N'ayant vu qu'un Almodóvar (La Piel que habito), je n'ai pas le recul de certains sur les mérites comparés de ce film. Mais j'ai du coup le regard du spectateur qui n'avait pas d'attentes particulières, et n'avait regardé ni la fiche technique ni le synopsis.
Au bout du premier quart d'heure, je me demande ce que le réalisateur va bien pouvoir trouver à raconter pour occuper le reste du film. Au bout d'une heure et demie, je me dis qu'il a dû nous embarquer pour 2h30 de projection tant j'ai l'impression qu'il se passe de choses. Le récit est bien mené : les péripéties sont égrenées intelligemment, le montage installe un rythme plaisant. Deux ou trois points me semblent un peu plus faibles, sans enlever son intérêt à l'ensemble cependant :
l'analepse de la rupture entre Janis et Arturo qui semble artificielle, la confession de Teresa à Janis qui me semble particulièrement soudaine et intime (mais on m'a dit que ce n'était pas surprenant dans un contexte espagnol), le raccord entre l'arc de la cohabitation/rupture entre Ana et Janis et l'arc de l'excavation de la fosse commune qui est un peu brutal...
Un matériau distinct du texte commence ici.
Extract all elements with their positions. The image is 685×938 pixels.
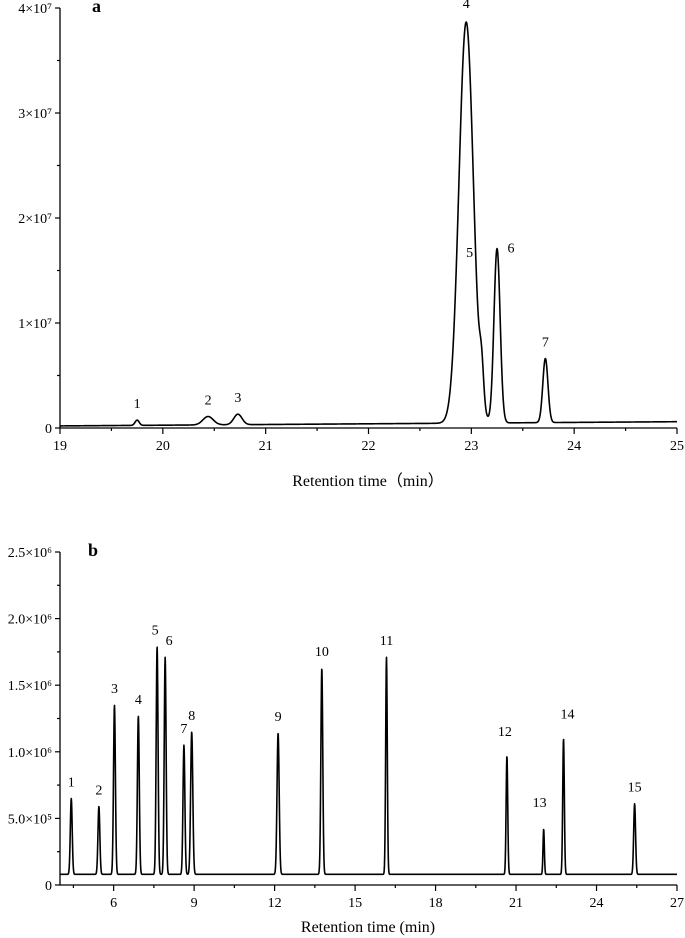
peak-label: 7 xyxy=(180,722,187,737)
x-tick-label: 20 xyxy=(156,439,170,454)
y-tick-label: 2.5×10⁶ xyxy=(8,546,52,561)
y-tick-label: 1.5×10⁶ xyxy=(8,679,52,694)
y-tick-label: 2.0×10⁶ xyxy=(8,613,52,628)
peak-label: 9 xyxy=(275,710,282,725)
chromatogram-trace-b xyxy=(59,646,678,876)
peak-label: 15 xyxy=(628,781,642,796)
peak-label: 6 xyxy=(508,242,515,257)
peak-label: 14 xyxy=(561,707,575,722)
peak-label: 11 xyxy=(380,634,393,649)
x-tick-label: 24 xyxy=(590,896,604,911)
peak-label: 12 xyxy=(498,725,512,740)
x-tick-label: 9 xyxy=(191,896,198,911)
x-axis-title-b: Retention time (min) xyxy=(301,919,435,936)
axes-frame-a xyxy=(59,8,677,429)
peak-label: 2 xyxy=(205,393,212,408)
x-axis-ticks-a: 19 20 21 22 23 24 25 xyxy=(53,428,684,454)
y-tick-label: 4×10⁷ xyxy=(18,2,52,17)
x-tick-label: 19 xyxy=(53,439,67,454)
x-tick-label: 21 xyxy=(509,896,523,911)
panel-letter-b: b xyxy=(88,540,98,560)
peak-label: 8 xyxy=(188,709,195,724)
x-axis-title-a: Retention time（min） xyxy=(292,472,444,490)
x-tick-label: 25 xyxy=(670,439,684,454)
x-tick-label: 21 xyxy=(259,439,273,454)
x-tick-label: 15 xyxy=(348,896,362,911)
peak-label: 4 xyxy=(463,0,470,12)
peak-label: 3 xyxy=(234,391,241,406)
y-axis-ticks-a: 0 1×10⁷ 2×10⁷ 3×10⁷ 4×10⁷ xyxy=(18,2,60,437)
chart-panel-b: 0 5.0×10⁵ 1.0×10⁶ 1.5×10⁶ 2.0×10⁶ 2.5×10⁶ 6 9 1… xyxy=(8,540,684,936)
peak-label: 1 xyxy=(68,775,75,790)
x-tick-label: 12 xyxy=(268,896,282,911)
peak-label: 1 xyxy=(134,397,141,412)
peak-label: 5 xyxy=(152,624,159,639)
x-tick-label: 6 xyxy=(110,896,117,911)
x-tick-label: 23 xyxy=(464,439,478,454)
y-tick-label: 2×10⁷ xyxy=(18,212,52,227)
peak-label: 4 xyxy=(135,693,142,708)
x-tick-label: 24 xyxy=(567,439,581,454)
peak-label: 5 xyxy=(466,246,473,261)
peak-label: 6 xyxy=(166,634,173,649)
x-tick-label: 22 xyxy=(362,439,376,454)
axes-frame-b xyxy=(59,552,677,886)
y-axis-ticks-b: 0 5.0×10⁵ 1.0×10⁶ 1.5×10⁶ 2.0×10⁶ 2.5×10⁶ xyxy=(8,546,60,894)
y-tick-label: 0 xyxy=(45,879,52,894)
y-tick-label: 0 xyxy=(45,422,52,437)
peak-label: 2 xyxy=(95,783,102,798)
y-tick-label: 1×10⁷ xyxy=(18,317,52,332)
peak-label: 13 xyxy=(533,796,547,811)
x-tick-label: 18 xyxy=(429,896,443,911)
y-tick-label: 1.0×10⁶ xyxy=(8,746,52,761)
peak-label: 3 xyxy=(111,682,118,697)
chromatogram-trace-a xyxy=(59,21,678,427)
peak-label: 7 xyxy=(542,336,549,351)
x-axis-ticks-b: 6 9 12 15 18 21 24 27 xyxy=(72,885,684,911)
y-tick-label: 5.0×10⁵ xyxy=(8,812,52,827)
y-tick-label: 3×10⁷ xyxy=(18,107,52,122)
peak-label: 10 xyxy=(315,645,329,660)
panel-letter-a: a xyxy=(92,0,101,16)
peak-labels-a: 1 2 3 4 5 6 7 xyxy=(134,0,549,412)
x-tick-label: 27 xyxy=(670,896,684,911)
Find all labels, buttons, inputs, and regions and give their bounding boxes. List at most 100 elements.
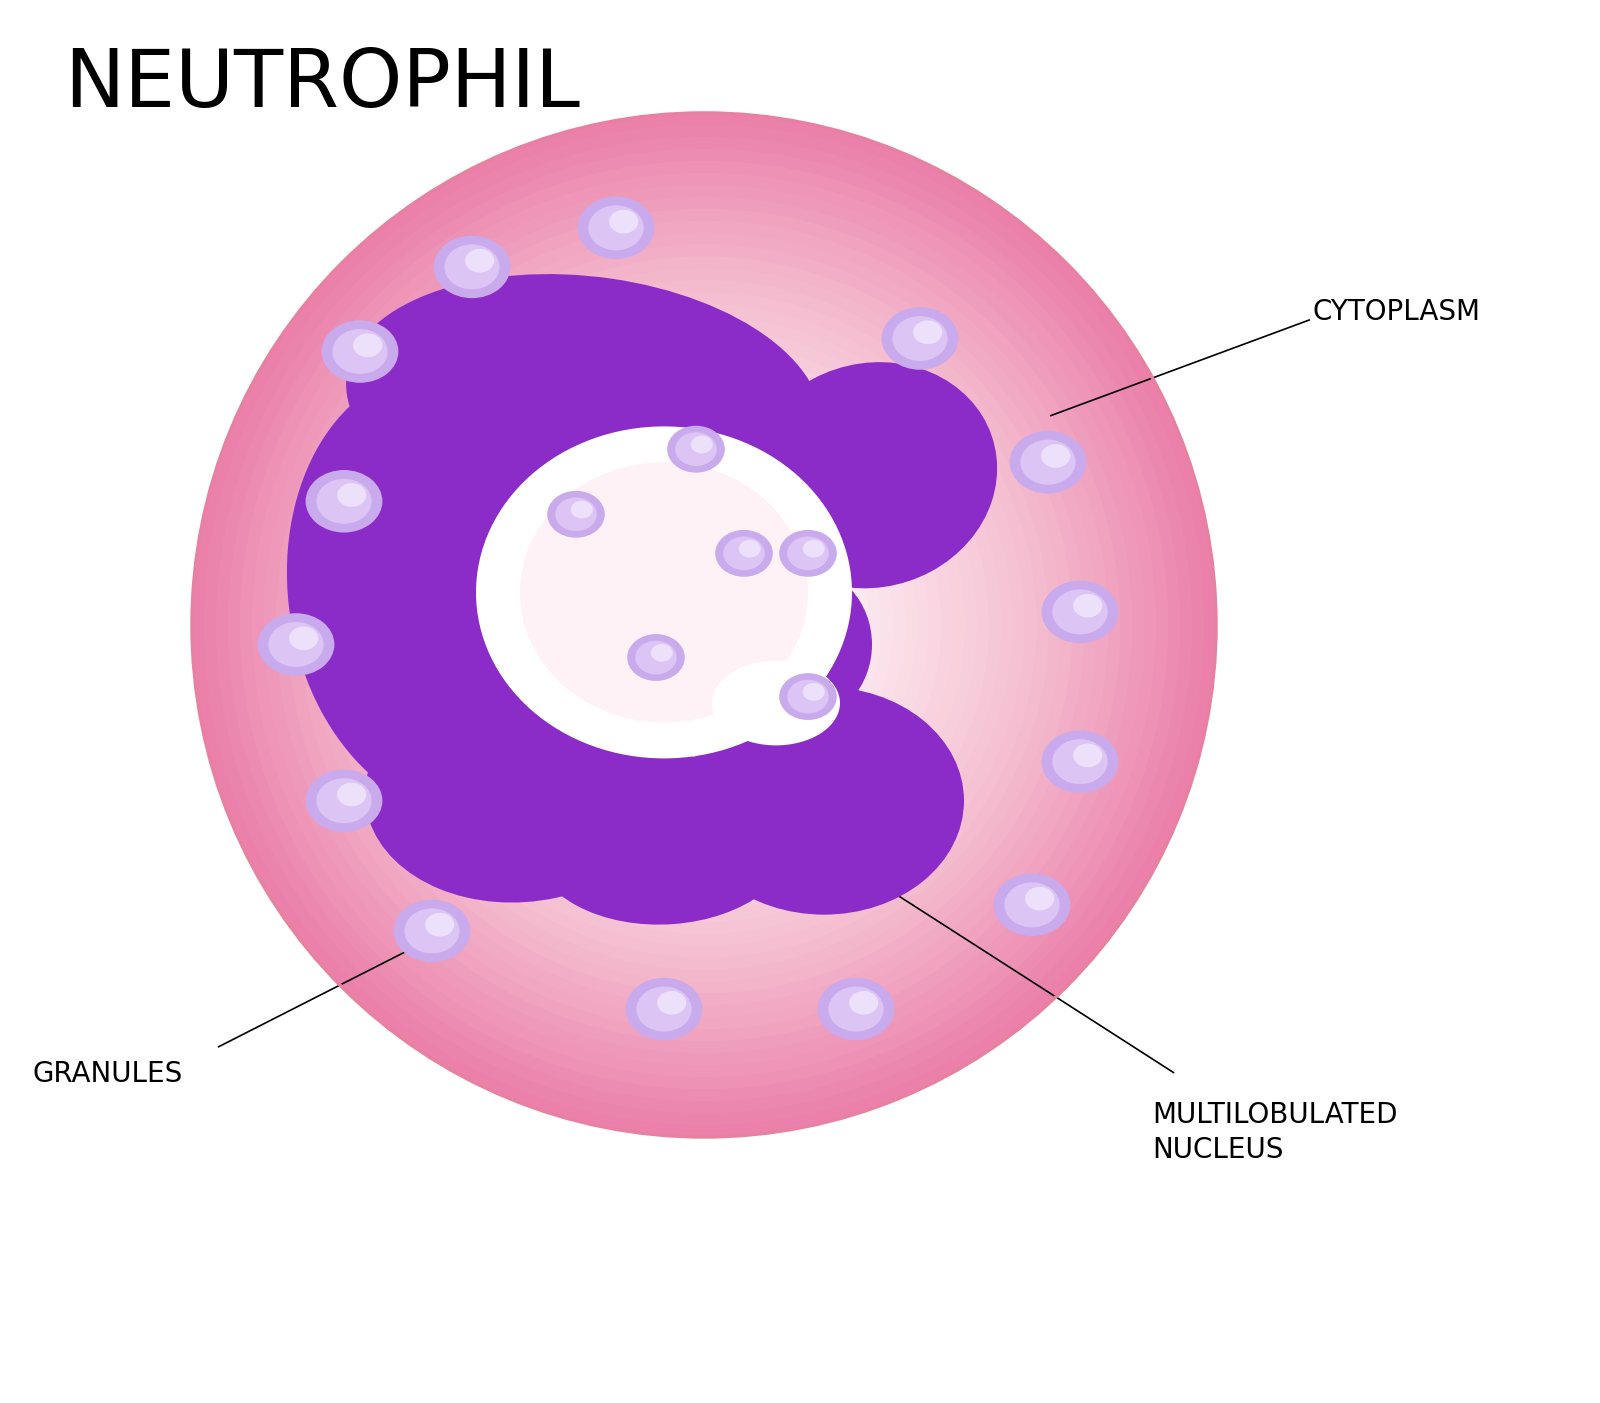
Circle shape — [1010, 431, 1086, 494]
Circle shape — [1074, 593, 1102, 617]
Circle shape — [466, 248, 494, 272]
Circle shape — [658, 991, 686, 1014]
Ellipse shape — [406, 328, 1002, 922]
Ellipse shape — [365, 673, 675, 902]
Circle shape — [829, 986, 883, 1031]
Circle shape — [779, 530, 837, 577]
Ellipse shape — [346, 274, 822, 533]
Circle shape — [426, 913, 454, 937]
Circle shape — [691, 435, 712, 453]
Circle shape — [547, 491, 605, 537]
Circle shape — [739, 540, 760, 557]
Ellipse shape — [251, 173, 1157, 1078]
Circle shape — [571, 501, 592, 519]
Circle shape — [635, 641, 677, 675]
Circle shape — [882, 307, 958, 370]
Text: ID 178069245 © Anastasiia Krasavina: ID 178069245 © Anastasiia Krasavina — [1230, 1344, 1576, 1361]
Circle shape — [1053, 589, 1107, 634]
Circle shape — [434, 236, 510, 299]
Circle shape — [317, 478, 371, 523]
Ellipse shape — [312, 233, 1096, 1017]
Circle shape — [637, 986, 691, 1031]
Circle shape — [333, 330, 387, 375]
Text: NEUTROPHIL: NEUTROPHIL — [64, 45, 579, 123]
Ellipse shape — [515, 435, 893, 814]
Circle shape — [914, 320, 942, 344]
Ellipse shape — [347, 268, 1061, 982]
Ellipse shape — [227, 149, 1181, 1101]
Ellipse shape — [203, 125, 1205, 1125]
Circle shape — [1053, 739, 1107, 784]
Circle shape — [269, 622, 323, 666]
Circle shape — [1042, 581, 1118, 643]
Circle shape — [306, 769, 382, 832]
Ellipse shape — [478, 400, 930, 850]
Circle shape — [445, 244, 499, 289]
Ellipse shape — [240, 161, 1168, 1089]
Circle shape — [675, 432, 717, 466]
Circle shape — [1021, 439, 1075, 484]
Circle shape — [803, 683, 824, 700]
Ellipse shape — [286, 369, 626, 817]
Ellipse shape — [467, 387, 941, 863]
Circle shape — [723, 536, 765, 570]
Circle shape — [338, 483, 366, 506]
Circle shape — [1042, 445, 1070, 467]
Circle shape — [1042, 731, 1118, 793]
Circle shape — [394, 899, 470, 962]
Ellipse shape — [395, 316, 1013, 934]
Circle shape — [787, 536, 829, 570]
Text: CYTOPLASM: CYTOPLASM — [1312, 299, 1480, 327]
Circle shape — [1026, 887, 1054, 911]
Ellipse shape — [477, 427, 851, 759]
Ellipse shape — [520, 462, 808, 723]
Circle shape — [578, 196, 654, 260]
Ellipse shape — [336, 257, 1072, 993]
Ellipse shape — [216, 137, 1192, 1113]
Ellipse shape — [539, 459, 869, 790]
Ellipse shape — [747, 362, 997, 588]
Circle shape — [779, 673, 837, 720]
Ellipse shape — [288, 209, 1120, 1041]
Ellipse shape — [323, 244, 1085, 1006]
Text: MULTILOBULATED
NUCLEUS: MULTILOBULATED NUCLEUS — [1152, 1101, 1397, 1164]
Circle shape — [715, 530, 773, 577]
Ellipse shape — [712, 661, 840, 745]
Ellipse shape — [360, 281, 1048, 969]
Circle shape — [306, 470, 382, 533]
Circle shape — [787, 679, 829, 714]
Circle shape — [322, 320, 398, 383]
Circle shape — [338, 783, 366, 807]
Circle shape — [354, 334, 382, 358]
Circle shape — [626, 978, 702, 1040]
Ellipse shape — [533, 755, 795, 925]
Circle shape — [651, 644, 672, 662]
Ellipse shape — [491, 411, 917, 838]
Ellipse shape — [728, 567, 872, 723]
Circle shape — [803, 540, 824, 557]
Circle shape — [258, 613, 334, 676]
Circle shape — [667, 425, 725, 473]
Ellipse shape — [443, 363, 965, 887]
Text: dreamstime.com: dreamstime.com — [24, 1344, 176, 1361]
Ellipse shape — [299, 220, 1109, 1030]
Ellipse shape — [643, 369, 845, 504]
Circle shape — [893, 316, 947, 361]
Ellipse shape — [502, 424, 906, 826]
Ellipse shape — [382, 304, 1026, 946]
Ellipse shape — [454, 376, 954, 874]
Circle shape — [610, 209, 638, 233]
Ellipse shape — [430, 352, 978, 898]
Circle shape — [589, 205, 643, 250]
Circle shape — [1005, 882, 1059, 927]
Circle shape — [555, 498, 597, 532]
Circle shape — [1074, 744, 1102, 767]
Circle shape — [405, 908, 459, 954]
Circle shape — [317, 779, 371, 824]
Ellipse shape — [192, 114, 1216, 1136]
Ellipse shape — [264, 185, 1144, 1065]
Circle shape — [850, 991, 878, 1014]
Circle shape — [818, 978, 894, 1040]
Ellipse shape — [371, 292, 1037, 958]
Circle shape — [994, 874, 1070, 936]
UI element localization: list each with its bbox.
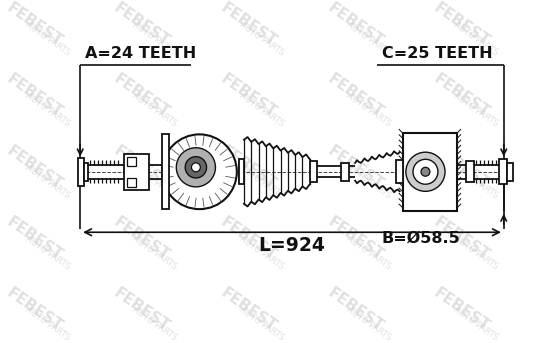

Les actrices (et les quelques acteurs) servent très bien le film, Penelope Cruz étant particulièrement remarquable dans son rôle. Les images sont belles, et j'ai particulièrement goûté les jeux de couleur, les séances photos, l'usage de l'écoute-bébé-caméra de Janis...
(notamment quand Ana reprend Cecilia)
Almodóvar mêle les thèmes de la maternité (soit précoce, soit tardive), de l'identité, de la mémoire (familiale et nationale), et j'ai particulièrement apprécié ce récit "gynocentré" sans outrance. Le pathos, l'engagement sont suffisamment bien dosés pour qu'on ne se sente pas pris pour un benêt.
Sur les épaules de ces deux femmes Almodóvar s'est plu à coller un peu tout ce qui peut arriver dans une vie affective
la mise au monde, la passion, le viol, l'éloignement, la bisexualité, l'adultère, les conflits parents-enfants, le deuil, les dilemmes carrière/famille...
La configuration qui se noue sous nos yeux est certes improbable, mais ne choque pas en versant dans le délire. Il dessine par petites touches une famille "idéal-typique" de l'écart à la norme. C'est suffisamment bien fait pour être plaisant.
Je conteste un point seulement, qui m'a peu convaincu dès le visionnage : la résignation de Janis, la facilité qu'a Ana à lui enlever l'enfant qu'elle a élevée, quand bien même elle n'était pas de son sang.
J'imagine qu'on peut reprocher symétriquement au réalisateur de rester un peu superficiel ; qui trop embrasse mal étreint ? Mais lesdits thèmes me semblent déjà mieux traités que dans les films que j'ai pu voir à ce jour, c'est donc plutôt réussi selon mes standards.
Un film que je conseille d'aller voir (et peut-être plus particulièrement à qui, comme moi, connaîtrait mal Almodóvar ?). En VOST, si possible.